Agreed. Although it seems Breakeven point for Oncor was $350KWh per this article (Why Tesla Batteries Are Cheap Enough To Prevent New Power Plants) so count utility companies out for a while.
By the way i have not seen a real use case cost analysis for those low hanging fruits, feel free to enlighten us.
 
Agreed. Although it seems Breakeven point for Oncor was $350KWh per this article (Why Tesla Batteries Are Cheap Enough To Prevent New Power Plants) so count utility companies out for a while.
By the way i have not seen a real use case cost analysis for those low hanging fruits, feel free to enlighten us.

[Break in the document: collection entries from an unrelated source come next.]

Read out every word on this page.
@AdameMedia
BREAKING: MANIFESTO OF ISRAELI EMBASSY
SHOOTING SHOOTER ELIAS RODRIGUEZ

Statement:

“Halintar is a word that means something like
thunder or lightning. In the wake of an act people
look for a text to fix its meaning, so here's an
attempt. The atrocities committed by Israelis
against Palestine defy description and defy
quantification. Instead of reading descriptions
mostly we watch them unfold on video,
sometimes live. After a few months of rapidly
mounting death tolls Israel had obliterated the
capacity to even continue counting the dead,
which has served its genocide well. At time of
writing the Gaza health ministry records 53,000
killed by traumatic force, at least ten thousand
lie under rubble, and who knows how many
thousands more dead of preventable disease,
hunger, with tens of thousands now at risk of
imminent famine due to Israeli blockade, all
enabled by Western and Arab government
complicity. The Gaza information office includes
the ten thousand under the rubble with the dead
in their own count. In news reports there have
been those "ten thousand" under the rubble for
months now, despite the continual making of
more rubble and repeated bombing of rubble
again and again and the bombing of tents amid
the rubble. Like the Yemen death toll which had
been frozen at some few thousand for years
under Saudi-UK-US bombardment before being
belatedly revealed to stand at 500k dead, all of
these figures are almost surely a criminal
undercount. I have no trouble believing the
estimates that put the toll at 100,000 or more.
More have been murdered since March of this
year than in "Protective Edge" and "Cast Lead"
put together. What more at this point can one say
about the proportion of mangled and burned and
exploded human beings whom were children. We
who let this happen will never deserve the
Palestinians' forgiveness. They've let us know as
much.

Look, forget the arbitrage game just yet. Just envision taking the EXISTING stationary storage market which is a lot of expensive, heavy, voluminous and maintenance demanding PbAcid batteries. Datacenters, backup power for banks etc, existing grid balancing setups.
 
Look, forget the arbitrage game just yet. Just envision taking the EXISTING stationary storage market which is a lot of expensive, heavy, voluminous and maintenance demanding PbAcid batteries. Datacenters, backup power for banks etc, existing grid balancing setups.
Replacing existing storage market would take some time. Those already have storage have invested in their system and won't switch right now due to the $ already invested.